Perbandingan Algoritma Naive Bayes dan K-Means untuk menentukan Status Gizi Stanting
Abstract
Stunting is a condition where children under five years of age suffer from long-term nutritional deficiencies and cause growth and development disorders, increasing morbidity and mortality. Handling the nutritional status of stunting in Indonesia, especially in Polewali Mandar Regency, is important considering that stunting cases in toddlers are a serious problem. To assist health workers in determining the nutritional status of stunting, an appropriate and effective method is needed. This study will provide an alternative way to determine the nutritional status of stunting using Data mining techniques, namely the Naive Bayes and K-Means methods with anthropometric indicators. There are 173 toddler data processed.
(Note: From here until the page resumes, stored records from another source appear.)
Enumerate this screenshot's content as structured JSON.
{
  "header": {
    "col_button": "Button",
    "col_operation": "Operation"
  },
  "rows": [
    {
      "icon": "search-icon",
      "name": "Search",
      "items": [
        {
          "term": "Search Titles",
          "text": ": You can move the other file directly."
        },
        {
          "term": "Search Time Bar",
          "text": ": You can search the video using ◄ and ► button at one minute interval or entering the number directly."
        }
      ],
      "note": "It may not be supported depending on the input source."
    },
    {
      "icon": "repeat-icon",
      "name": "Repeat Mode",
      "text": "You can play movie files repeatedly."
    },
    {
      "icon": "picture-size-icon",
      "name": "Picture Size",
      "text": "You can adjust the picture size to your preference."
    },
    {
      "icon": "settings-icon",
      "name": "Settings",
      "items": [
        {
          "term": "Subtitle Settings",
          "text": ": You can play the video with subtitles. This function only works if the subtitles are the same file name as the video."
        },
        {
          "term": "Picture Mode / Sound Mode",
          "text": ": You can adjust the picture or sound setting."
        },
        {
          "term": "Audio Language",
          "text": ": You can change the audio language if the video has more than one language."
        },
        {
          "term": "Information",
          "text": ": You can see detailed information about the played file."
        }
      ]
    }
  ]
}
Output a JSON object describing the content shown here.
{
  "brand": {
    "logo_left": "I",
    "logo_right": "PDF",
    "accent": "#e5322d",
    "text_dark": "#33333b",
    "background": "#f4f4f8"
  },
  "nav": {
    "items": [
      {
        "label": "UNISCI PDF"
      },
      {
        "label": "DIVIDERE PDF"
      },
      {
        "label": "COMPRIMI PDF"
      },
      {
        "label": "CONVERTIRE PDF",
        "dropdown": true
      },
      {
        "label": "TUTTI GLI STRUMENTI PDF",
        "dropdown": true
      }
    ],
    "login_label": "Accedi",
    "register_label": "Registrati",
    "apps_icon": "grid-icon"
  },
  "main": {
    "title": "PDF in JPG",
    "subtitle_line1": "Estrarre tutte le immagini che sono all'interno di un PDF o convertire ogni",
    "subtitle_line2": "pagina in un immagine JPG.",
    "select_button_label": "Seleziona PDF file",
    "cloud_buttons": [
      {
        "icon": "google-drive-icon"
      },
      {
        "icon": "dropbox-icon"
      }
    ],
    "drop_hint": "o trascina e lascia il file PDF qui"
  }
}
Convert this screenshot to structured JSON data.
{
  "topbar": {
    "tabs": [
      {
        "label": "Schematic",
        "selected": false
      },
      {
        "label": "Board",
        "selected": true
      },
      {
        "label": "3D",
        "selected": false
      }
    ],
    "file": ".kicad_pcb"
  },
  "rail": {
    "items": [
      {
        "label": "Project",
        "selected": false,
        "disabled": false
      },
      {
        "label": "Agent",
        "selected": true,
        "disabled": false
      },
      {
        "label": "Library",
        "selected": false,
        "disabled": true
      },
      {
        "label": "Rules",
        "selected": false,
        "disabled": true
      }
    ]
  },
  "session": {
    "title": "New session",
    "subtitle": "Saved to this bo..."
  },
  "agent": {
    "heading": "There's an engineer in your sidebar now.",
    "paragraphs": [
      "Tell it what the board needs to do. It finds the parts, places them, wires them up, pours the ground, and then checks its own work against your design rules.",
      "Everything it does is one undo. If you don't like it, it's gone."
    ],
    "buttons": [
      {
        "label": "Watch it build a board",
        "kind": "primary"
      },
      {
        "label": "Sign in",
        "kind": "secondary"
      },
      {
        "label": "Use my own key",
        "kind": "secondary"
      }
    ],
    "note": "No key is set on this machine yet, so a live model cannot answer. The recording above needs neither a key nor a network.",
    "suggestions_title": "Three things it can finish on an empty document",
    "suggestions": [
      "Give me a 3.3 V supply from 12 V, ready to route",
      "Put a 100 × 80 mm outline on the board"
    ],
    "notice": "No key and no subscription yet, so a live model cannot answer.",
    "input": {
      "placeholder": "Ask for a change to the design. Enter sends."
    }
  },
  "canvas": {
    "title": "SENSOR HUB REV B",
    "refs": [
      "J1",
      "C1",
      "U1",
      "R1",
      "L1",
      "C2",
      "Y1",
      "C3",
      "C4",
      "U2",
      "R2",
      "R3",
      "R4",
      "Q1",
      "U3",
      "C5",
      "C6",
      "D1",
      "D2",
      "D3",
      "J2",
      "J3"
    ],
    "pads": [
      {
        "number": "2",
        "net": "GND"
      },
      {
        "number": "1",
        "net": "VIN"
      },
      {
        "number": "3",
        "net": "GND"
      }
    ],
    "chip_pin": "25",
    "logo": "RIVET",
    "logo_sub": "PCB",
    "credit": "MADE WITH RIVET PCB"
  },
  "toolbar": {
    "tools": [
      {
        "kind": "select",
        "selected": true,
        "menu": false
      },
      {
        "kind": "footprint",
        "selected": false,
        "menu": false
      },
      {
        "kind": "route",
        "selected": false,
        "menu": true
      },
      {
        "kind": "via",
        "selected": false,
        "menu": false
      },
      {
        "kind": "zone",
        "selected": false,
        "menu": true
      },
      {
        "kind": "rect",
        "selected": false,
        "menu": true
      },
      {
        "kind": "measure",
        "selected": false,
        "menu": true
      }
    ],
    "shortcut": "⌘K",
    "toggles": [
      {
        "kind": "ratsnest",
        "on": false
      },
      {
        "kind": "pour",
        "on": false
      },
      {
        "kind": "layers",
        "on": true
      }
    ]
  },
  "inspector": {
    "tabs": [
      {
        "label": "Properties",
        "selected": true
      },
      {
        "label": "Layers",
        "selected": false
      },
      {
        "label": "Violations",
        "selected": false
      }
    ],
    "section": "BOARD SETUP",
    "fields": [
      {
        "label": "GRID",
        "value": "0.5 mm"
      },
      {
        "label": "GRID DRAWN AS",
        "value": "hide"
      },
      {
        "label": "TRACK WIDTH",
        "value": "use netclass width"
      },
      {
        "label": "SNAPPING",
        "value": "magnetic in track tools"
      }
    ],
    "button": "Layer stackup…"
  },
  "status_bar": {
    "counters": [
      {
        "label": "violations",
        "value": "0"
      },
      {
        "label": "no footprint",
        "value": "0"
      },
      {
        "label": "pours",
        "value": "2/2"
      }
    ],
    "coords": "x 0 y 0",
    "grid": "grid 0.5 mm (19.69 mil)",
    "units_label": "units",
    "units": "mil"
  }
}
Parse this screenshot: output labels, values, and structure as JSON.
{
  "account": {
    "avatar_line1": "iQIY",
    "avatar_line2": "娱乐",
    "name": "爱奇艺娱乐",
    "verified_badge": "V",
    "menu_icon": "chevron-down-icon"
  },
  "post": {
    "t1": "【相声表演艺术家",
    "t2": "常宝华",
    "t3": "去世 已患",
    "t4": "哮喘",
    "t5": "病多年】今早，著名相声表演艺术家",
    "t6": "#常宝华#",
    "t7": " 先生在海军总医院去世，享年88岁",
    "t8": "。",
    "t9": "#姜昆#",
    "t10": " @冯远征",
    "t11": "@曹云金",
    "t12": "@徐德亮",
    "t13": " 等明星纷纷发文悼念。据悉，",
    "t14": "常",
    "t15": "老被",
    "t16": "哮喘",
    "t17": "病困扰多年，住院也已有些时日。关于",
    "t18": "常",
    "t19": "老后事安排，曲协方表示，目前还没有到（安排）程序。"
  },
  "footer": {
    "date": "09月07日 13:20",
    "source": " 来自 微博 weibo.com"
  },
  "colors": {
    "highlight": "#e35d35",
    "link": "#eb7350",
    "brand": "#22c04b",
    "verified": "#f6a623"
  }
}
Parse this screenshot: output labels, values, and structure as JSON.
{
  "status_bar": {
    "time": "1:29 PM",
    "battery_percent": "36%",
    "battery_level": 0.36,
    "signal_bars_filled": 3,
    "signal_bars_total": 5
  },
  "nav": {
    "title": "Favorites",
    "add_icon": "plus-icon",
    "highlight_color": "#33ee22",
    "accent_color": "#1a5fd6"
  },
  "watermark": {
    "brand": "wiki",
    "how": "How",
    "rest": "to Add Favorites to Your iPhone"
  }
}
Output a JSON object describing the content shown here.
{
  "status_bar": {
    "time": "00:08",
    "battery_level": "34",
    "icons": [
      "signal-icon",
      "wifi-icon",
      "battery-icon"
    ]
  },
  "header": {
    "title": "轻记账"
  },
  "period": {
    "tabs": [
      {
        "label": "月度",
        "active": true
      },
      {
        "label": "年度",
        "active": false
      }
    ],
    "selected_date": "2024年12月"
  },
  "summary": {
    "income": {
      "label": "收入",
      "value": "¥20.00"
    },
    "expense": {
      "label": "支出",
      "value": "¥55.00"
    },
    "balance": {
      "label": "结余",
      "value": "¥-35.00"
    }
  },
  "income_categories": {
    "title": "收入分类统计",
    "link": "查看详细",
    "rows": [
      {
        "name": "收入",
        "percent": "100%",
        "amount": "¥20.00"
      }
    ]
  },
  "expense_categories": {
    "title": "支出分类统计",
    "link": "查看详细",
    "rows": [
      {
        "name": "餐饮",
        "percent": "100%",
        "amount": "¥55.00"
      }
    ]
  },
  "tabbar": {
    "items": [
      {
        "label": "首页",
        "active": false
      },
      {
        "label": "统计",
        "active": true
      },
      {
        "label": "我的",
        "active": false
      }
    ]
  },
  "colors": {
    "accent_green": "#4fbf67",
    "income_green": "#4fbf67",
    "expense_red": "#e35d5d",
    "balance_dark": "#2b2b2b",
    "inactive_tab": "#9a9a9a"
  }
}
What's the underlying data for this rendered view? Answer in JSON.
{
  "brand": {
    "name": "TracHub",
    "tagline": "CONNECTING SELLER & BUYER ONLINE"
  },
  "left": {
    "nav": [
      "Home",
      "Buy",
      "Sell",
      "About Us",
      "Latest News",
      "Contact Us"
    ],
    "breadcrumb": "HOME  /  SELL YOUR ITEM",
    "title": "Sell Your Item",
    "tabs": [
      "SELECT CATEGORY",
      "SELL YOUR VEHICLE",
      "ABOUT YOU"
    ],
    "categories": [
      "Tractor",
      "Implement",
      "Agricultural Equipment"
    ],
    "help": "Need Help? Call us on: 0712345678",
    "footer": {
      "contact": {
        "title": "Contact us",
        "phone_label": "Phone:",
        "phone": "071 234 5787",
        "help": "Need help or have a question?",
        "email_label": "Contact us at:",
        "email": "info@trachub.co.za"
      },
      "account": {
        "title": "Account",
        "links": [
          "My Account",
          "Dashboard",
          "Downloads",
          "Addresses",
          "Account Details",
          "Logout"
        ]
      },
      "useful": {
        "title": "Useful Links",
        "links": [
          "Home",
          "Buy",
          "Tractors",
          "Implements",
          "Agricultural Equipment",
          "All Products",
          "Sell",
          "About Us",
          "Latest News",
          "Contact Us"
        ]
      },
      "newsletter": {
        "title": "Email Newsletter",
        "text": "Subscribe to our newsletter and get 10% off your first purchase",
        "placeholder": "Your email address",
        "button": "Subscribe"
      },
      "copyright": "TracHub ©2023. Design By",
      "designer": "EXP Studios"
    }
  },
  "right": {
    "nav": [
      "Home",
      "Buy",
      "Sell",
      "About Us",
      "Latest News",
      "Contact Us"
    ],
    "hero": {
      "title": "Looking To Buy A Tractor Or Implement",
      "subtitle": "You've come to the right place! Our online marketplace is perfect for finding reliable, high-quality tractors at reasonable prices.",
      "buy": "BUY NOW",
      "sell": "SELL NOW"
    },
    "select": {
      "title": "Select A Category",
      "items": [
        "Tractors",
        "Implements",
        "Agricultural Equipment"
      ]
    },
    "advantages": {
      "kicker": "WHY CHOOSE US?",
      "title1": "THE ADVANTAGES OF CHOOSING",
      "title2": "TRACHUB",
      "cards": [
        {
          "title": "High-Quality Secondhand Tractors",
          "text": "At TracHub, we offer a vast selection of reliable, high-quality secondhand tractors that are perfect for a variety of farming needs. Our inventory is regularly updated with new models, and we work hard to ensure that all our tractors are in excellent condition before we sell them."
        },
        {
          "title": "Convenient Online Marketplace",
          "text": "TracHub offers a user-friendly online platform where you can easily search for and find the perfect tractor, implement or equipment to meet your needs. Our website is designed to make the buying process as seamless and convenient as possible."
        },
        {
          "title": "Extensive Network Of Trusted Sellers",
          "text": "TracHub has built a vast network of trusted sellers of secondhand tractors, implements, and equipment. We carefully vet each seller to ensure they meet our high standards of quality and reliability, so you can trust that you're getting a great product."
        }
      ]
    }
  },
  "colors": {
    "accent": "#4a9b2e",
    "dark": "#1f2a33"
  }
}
The results of the study show that the combination of the two methods for the accuracy value of the Naive Bayes algorithm has a value of 89% while K-Mens has a value of 54%. By using the precision parameter, the Naive Bayes algorithm has a value of 84% while K-Mens has a value of 58%. By using the recall parameter, the Naive Bayes algorithm has a value of 97% while K-Mens has a value of 60%. Based on the values obtained, it can be concluded that the Naive Bayes algorithm has higher accuracy, precision and recall when compared to the K-Means algorithm..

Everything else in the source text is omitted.